Solving (A ror 5) xor A = X I am trying to solve following formula:
$(A\ \mathrm{ror}\ 5)\ \mathrm{xor}\ A = X$
where $X$ is an unsigned 32-bit integer which is known, and $A$ is an unsigned 32-bit integer which needs to be calculated. $\mathrm{ror}$ is rotate right through carry.
When replacing $\mathrm{ror}$ with $\mathrm{shr}$ and $\mathrm{shl}$ (Shift right and left and filling with zero bits), I get
$((A\ \mathrm{shr}\ 5)\ \mathrm{or}\ (A\ \mathrm{shl}\ 27))\ \mathrm{xor}\ A = X$
But I can't find a solution for this. Is there some kind of numeric algebra which can be applied to the xor, or, shl, shr operators?
 A: Note that 
$$X\operatorname{ror} 5=(A\operatorname{ror} 5)\operatorname{xor} (A\operatorname{ror} 10) $$
so that 
$$(X\operatorname{ror}5)\operatorname{xor}X=(A\operatorname{ror} 10)\operatorname{xor} A$$
By repeating this, we obtain $(A\operatorname{ror} 15)\operatorname{xor} A$, $(A\operatorname{ror} 20)\operatorname{xor} A$ etc from $X$, finally $(A\operatorname{ror} 65)\operatorname{xor} A=(A\operatorname{ror} 1)\operatorname{xor} A=:Y$.
Now start with $Z=0$ and repeatedly assign $$Z\leftarrow (Z\operatorname{xor} Y)\operatorname {shl}1$$ (do this $31$ times).
If the lower $k$ bits of $Z$ agree with $A$ before such a step, then $Z\operatorname{xor}Y$ has the correct lower $k$ bits of $A\operatorname{ror}1$, hence after shifting left (and resetting the lowest bit to $0$, which we assume correct), we have the correct lower $k+1$ bits of $A$. 
Alternatively, start with $Z=1$ and repeatedly assign 
$$Z\leftarrow (Z\operatorname{xor} Y)\operatorname {shl}1\,+1$$ (do this $31$ times).
If neither of these attempts yields a solution, there is none.
A: I found a solution how to find valid values of $A$ for a given $X$.

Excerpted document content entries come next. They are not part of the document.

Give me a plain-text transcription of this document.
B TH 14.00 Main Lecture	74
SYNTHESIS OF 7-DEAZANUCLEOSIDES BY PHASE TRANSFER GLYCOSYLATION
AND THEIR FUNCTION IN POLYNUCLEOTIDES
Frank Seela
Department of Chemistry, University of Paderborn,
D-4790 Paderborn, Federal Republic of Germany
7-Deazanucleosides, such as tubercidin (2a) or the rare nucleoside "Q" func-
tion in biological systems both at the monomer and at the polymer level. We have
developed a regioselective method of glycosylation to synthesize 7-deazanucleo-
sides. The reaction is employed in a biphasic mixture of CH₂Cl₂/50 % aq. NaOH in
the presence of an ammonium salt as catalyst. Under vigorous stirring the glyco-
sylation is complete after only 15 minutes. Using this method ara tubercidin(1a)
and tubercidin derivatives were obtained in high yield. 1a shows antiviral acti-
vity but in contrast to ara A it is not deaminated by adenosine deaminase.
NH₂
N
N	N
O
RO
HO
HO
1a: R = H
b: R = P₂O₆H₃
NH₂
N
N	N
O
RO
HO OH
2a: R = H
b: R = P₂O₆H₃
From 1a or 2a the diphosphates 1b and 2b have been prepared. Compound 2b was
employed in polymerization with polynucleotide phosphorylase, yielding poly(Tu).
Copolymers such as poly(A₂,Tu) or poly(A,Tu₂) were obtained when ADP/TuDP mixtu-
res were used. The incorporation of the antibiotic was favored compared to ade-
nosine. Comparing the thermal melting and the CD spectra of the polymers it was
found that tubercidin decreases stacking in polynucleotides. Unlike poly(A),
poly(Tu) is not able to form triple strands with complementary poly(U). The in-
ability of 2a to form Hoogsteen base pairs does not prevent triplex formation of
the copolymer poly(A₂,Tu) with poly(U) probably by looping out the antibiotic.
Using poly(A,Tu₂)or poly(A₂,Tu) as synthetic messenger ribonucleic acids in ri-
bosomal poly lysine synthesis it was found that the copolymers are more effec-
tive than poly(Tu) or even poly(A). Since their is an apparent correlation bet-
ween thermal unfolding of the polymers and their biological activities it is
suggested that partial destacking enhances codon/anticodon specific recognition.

I am not sure if it is actually the procedure described by Hagen von Eitzen.
First I split A into 32 bits $A_0$ to $A_{31}$.
Then I set the first bit $A_0 = 0$ (or $1$).
Now I can calculate bit #5, then calculate bit #10, etc.:
$A_{(i+5)\ \mathrm{mod}\ 32} = A_i\ \mathrm{xor}\ X_i$.
At the end, the "loop" closes at bit #27 and step #32. Then I need to look if the calculated bit 0 matches the initial value: $A_{27} \stackrel{?}{=} A_{0}\ \mathrm{xor}\ X_{27}$.
If not, then there are zero solutions (this happens in exactly 50% of all values of $X$).
Otherwise, there are always two solutions which are inverted (solution one XOR FFFFFFFF results in solution two, and vice versa). Setting the initial bit to 1 also gives the second solution.